1. When Athanasius says that “the Spirit does not bind (or unite) the Logos with the Father, but rather the Spirit receives [the Father] via the Logos” (contra Arianos 3.24), he is attacking Eusebian positions on the Holy Spirit, not Arian ones, and Augustine, too, as it were, in advance (468-469).
2. When Augustine says that “in the Holy Spirit an agreement [(concordia)] of unity and equality. And these three are all one on account of the Father, all equal on account of the Son, all connected [(connexa)] on account of the Holy Spirit” (De doctrina Christiana 15.5), he is correcting, in his native Latin, the Eusebian Greek. The question is whether this neo-Nicene correction of Eusebian disunity and subordination is original to Augustine or was taken over by him from someone else, possibly Ambrose (469).
3. When Augustine says that “the Holy Spirit is an ineffable communion [(communio)] of Father and Son” (De Trinitate V.11-12), he is rendering into Latin the Greek term κοινωνία, which belongs in the ideosphere of the [Eusebian?] terms συνάφεια and ἀσύγχυτος ἕνωσις (469).
4. Augustine was familiar with the late-second-century Neoplatonic Oracula chaldaica, and quotes it twice in De civitate Dei. The Oracula chaldaica says in its first part that “Out of them both [(namely, the Monad and the Dyad)] flows the bond [(δέμα)] of the first Triad” (Frag. 31, available to us today thanks to the Neoplatonist Damascius, c. 458-post 533), and "This looks like the origin of both [1] the concept of the Holy Spirit as bond of the Trinity and [2] the controversial conception of the procession of the Holy Spirit ex patre filioque." Porphyry would have been Augustine’s (and before him Eusebius') source for this, the former via Latin translations of the De philosophica ex oracuhs haurienda and the De regress animae. But as tempting as it would be to assume that Augustine created his Trinitarian principle, so decisive for the Western doctrine of the Trinity, out of a Latin version of Porphyry directly, we must keep in mind what has just been said on the subject of the Eusebian universe of discourse, the Eusebian conceptuality, and its echo in Augustine.
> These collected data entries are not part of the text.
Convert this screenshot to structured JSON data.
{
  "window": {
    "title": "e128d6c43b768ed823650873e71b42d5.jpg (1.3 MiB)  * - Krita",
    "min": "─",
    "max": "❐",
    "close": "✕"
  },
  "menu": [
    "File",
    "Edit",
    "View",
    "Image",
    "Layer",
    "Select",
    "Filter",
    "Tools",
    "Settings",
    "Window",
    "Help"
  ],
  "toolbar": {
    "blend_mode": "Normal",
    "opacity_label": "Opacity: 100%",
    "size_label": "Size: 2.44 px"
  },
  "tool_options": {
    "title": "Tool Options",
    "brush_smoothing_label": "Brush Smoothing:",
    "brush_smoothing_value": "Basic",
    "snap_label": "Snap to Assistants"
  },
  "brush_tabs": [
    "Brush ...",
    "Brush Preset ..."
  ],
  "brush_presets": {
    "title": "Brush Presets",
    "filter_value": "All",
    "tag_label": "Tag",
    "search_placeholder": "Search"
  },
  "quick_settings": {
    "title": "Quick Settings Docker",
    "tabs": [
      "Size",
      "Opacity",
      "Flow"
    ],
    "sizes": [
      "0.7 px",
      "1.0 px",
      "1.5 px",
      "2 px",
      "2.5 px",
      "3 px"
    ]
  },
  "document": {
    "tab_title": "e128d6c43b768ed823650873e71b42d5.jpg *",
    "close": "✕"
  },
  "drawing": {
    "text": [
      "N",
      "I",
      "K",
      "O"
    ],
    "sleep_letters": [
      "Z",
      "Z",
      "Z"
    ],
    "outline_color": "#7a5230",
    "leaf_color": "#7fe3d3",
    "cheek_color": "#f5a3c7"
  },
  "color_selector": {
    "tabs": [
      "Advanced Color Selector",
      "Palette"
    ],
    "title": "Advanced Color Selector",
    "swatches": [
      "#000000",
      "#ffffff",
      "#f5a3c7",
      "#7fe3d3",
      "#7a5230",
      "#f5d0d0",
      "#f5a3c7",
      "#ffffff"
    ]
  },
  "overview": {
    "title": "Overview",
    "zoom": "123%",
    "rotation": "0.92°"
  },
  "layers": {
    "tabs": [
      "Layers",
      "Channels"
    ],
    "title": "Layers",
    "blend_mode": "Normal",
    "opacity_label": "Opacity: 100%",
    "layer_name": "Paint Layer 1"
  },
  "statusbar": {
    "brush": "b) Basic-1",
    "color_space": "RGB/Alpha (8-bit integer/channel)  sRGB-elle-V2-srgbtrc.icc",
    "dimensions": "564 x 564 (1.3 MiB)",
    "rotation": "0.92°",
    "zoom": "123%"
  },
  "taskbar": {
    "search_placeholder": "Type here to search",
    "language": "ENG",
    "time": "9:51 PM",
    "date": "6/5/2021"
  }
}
And indeed, Eusebius himself remains our principle source for the 'oracular philosophy' of Porphyry (470-471).So until we know better for sure, it would be best to continue to think of Augustine’s description of the bond of unity as love as his own contribution.
Luis Abramowski, “Zur Trinitätslehre des Thomas von Aquin” (16 February 1995), Zeitschrift für Theologie und Kirche 92, no. 4 (1995): 468-471 (466-480).